Si tratta del primo tronco della strada urbana di scorrimento dallo svincolo di via Cesare Battisti, in prosecuzione del Ponte Punta Penna, a via Kennedy a Talsano. Nelle ultime settimane tra Provincia e appaltatore, ossia la società consortile Ponte Punta Penna con sede a Torrecuso, ci sono stati scambi di documenti al veleno. Un rimbalzo di responsabilità che rischia di penalizzare dieci operai e un impiegato. Senza contare gli ulteriori ritardi sulla realizzazione della direttrice viaria. I lavori su questo lotto della litoranea interna tra Taranto e Avetrana sono fermi da più di un anno. Il contratto stipulato risale al 30 luglio 2009. Importo netto dei lavori quasi 21 milioni di euro e due atti aggiuntivi da 24 milioni e 25 milioni e 600 mila euro.
Il verbale di sospensione risale al 22 giugno del 2015: le motivazioni riguardano la mancata definizione delle questioni di carattere amministrativo per l’attivazione dell’impianto di sollevamento fognario di Acquedotto pugliese realizzato lungo la via Consiglio nonché la mancata disponibilità delle aree “Anas che hanno impedito l’esecuzione del tratto iniziale del tronco di smaltimento acque della piattaforma stradale con scorrimento delle stesse da monte a valle”.
Se ne vanno dunque oltre dodici mesi in cui i lavoratori restano fermi. Come i cantieri di quella che dovrebbe essere una punta di diamante nelle macro-opere del territorio jonico.

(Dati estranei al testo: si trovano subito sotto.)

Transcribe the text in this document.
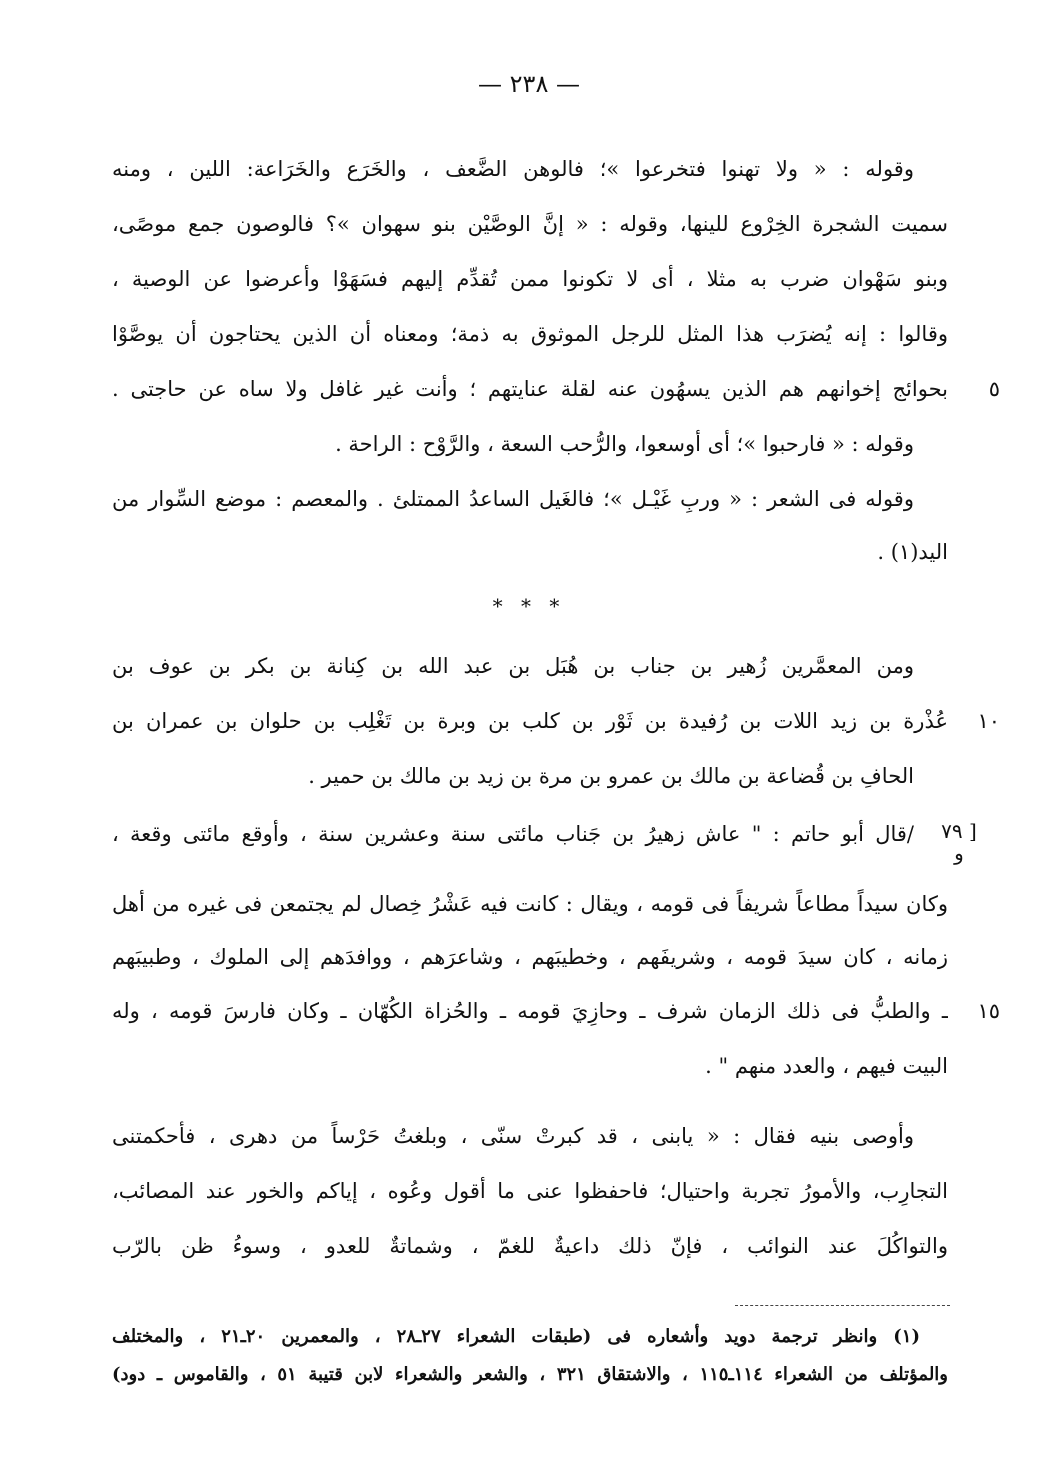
— ٢٣٨ —
وقوله : « ولا تهنوا فتخرعوا »؛ فالوهن الضَّعف ، والخَرَع والخَرَاعة: اللين ، ومنه
سميت الشجرة الخِرْوع للينها، وقوله : « إنَّ الوصَّيْن بنو سهوان »؟ فالوصون جمع موصًى،
وبنو سَهْوان ضرب به مثلا ، أى لا تكونوا ممن تُقدِّم إليهم فسَهَوْا وأعرضوا عن الوصية ،
وقالوا : إنه يُضرَب هذا المثل للرجل الموثوق به ذمة؛ ومعناه أن الذين يحتاجون أن يوصَّوْا
بحوائج إخوانهم هم الذين يسهُون عنه لقلة عنايتهم ؛ وأنت غير غافل ولا ساه عن حاجتى .
وقوله : « فارحبوا »؛ أى أوسعوا، والرُّحب السعة ، والرَّوْح : الراحة .
وقوله فى الشعر : « وربِ غَيْـل »؛ فالغَيل الساعدُ الممتلئ . والمعصم : موضع السِّوار من
اليد(١) .
ومن المعمَّرين زُهير بن جناب بن هُبَل بن عبد الله بن كِنانة بن بكر بن عوف بن
عُذْرة بن زيد اللات بن رُفيدة بن ثَوْر بن كلب بن وبرة بن تَغْلِب بن حلوان بن عمران بن
الحافِ بن قُضاعة بن مالك بن عمرو بن مرة بن زيد بن مالك بن حمير .
/قال أبو حاتم : " عاش زهيرُ بن جَناب مائتى سنة وعشرين سنة ، وأوقع مائتى وقعة ،
وكان سيداً مطاعاً شريفاً فى قومه ، ويقال : كانت فيه عَشْرُ خِصال لم يجتمعن فى غيره من أهل
زمانه ، كان سيدَ قومه ، وشريفَهم ، وخطيبَهم ، وشاعرَهم ، ووافدَهم إلى الملوك ، وطبيبَهم
ـ والطبُّ فى ذلك الزمان شرف ـ وحازِيَ قومه ـ والحُزاة الكُهّان ـ وكان فارسَ قومه ، وله
البيت فيهم ، والعدد منهم " .
وأوصى بنيه فقال : « يابنى ، قد كبرتْ سنّى ، وبلغتُ حَرْساً من دهرى ، فأحكمتنى
التجارِب، والأمورُ تجربة واحتيال؛ فاحفظوا عنى ما أقول وعُوه ، إياكم والخور عند المصائب،
والتواكُلَ عند النوائب ، فإنّ ذلك داعيةٌ للغمّ ، وشماتةٌ للعدو ، وسوءُ ظن بالرّب
(١) وانظر ترجمة دويد وأشعاره فى (طبقات الشعراء ٢٧ـ٢٨ ، والمعمرين ٢٠ـ٢١ ، والمختلف
والمؤتلف من الشعراء ١١٤ـ١١٥ ، والاشتقاق ٣٢١ ، والشعر والشعراء لابن قتيبة ٥١ ، والقاموس ـ دود)
٥
١٠
١٥
[ ٧٩
و
* * *
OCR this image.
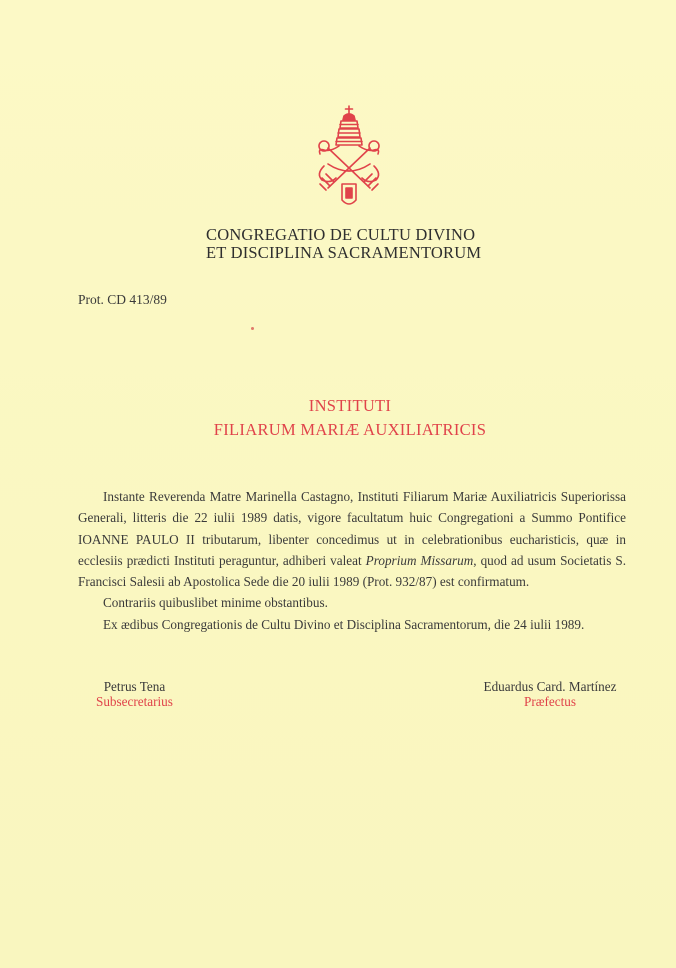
CONGREGATIO DE CULTU DIVINO
ET DISCIPLINA SACRAMENTORUM
Prot. CD 413/89
INSTITUTI
FILIARUM MARIÆ AUXILIATRICIS

Instante Reverenda Matre Marinella Castagno, Instituti Filiarum Mariæ Auxiliatricis Superiorissa Generali, litteris die 22 iulii 1989 datis, vigore facultatum huic Congregationi a Summo Pontifice IOANNE PAULO II tributarum, libenter concedimus ut in celebrationibus eucharisticis, quæ in ecclesiis prædicti Instituti peraguntur, adhiberi valeat Proprium Missarum, quod ad usum Societatis S. Francisci Salesii ab Apostolica Sede die 20 iulii 1989 (Prot. 932/87) est confirmatum.

Contrariis quibuslibet minime obstantibus.

Ex ædibus Congregationis de Cultu Divino et Disciplina Sacramentorum, die 24 iulii 1989.

Petrus Tena
Subsecretarius
Eduardus Card. Martínez
Præfectus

Succede allora che il 13 giugno la Provincia emana un ordine di servizio, il numero 41, alla Società. Si ordina all’appaltatore di realizzare “le opere motivo della sospensione di cui innanzi con effetto immediato, significando che per la durata dei lavori è in corso la formalizzazione di una proroga di sei mesi per l’esecuzione dei lavori di raccordo con la strada Anas”. A corredo, nell’ordine firmato dal direttore dei lavori ingegner Angelo Cimini e dal responsabile del procedimento Walter Caprino, si rimarcano gli esiti favorevoli del sopralluogo con i tecnici di AqP del 30 maggio e l’autorizzazione dell’Ana per l’ordinanza di chiusura al traffico della statale 7 nel tratto interessato.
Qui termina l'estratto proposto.